A las cuatro hojas u ocho páginas, pasada la información editorial y la dedicatoria, encuentra el lector un índice (!), descubriendo que la obra está prologada y epilogada, lo que supone un nuevo par de tapas para arramplar con el bolsillo del lector.

El prólogo, de seis páginas (XI a XVI), nos informa de nuestra próxima lectura, a la que califica de «Miniatura magistral», se llena la boca con Borges y Emerson (ese citar que tanto gusta a Pérez), e inciensa a Pérez: «numerosa, variada y rica trayectoria narrativa [...] cuyas virtudes compendia especularmente y espectacularmente en un admirable microcosmos» (págs. XII-XIII).
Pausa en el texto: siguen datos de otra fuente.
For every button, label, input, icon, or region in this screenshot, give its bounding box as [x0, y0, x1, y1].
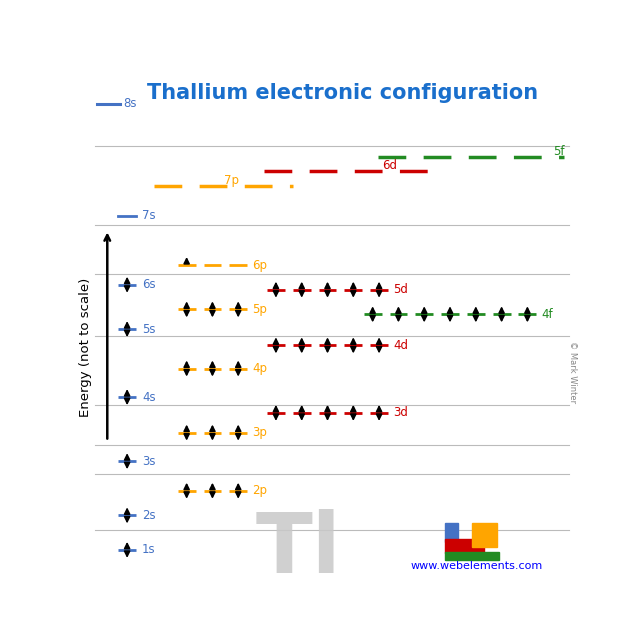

Nos habla del desinterés de Pérez por reproducir el habla de entonces, aunque no habla de vagancia ni de querer vender libros. Incluso estúpidamente sugiere que un lenguaje arcaico bien reproducido «ilusoriamente sugiriera la apariencia de lo antiguo», ilusoriamente será si lo hace mal, digo yo; «todo eso ya está en lo narrado», todo, menos el habla de entonces, claro; «no es preciso que redundantemente» se reproduzca el habla que realmente utilizaban en el siglo XVI (pág. XIII). Resulta chorruno y patético que un libro comience con un prologo en el que se pretende excusar al autor por una de sus carencias. En lugar del queso, nos está vendiendo los agujeros.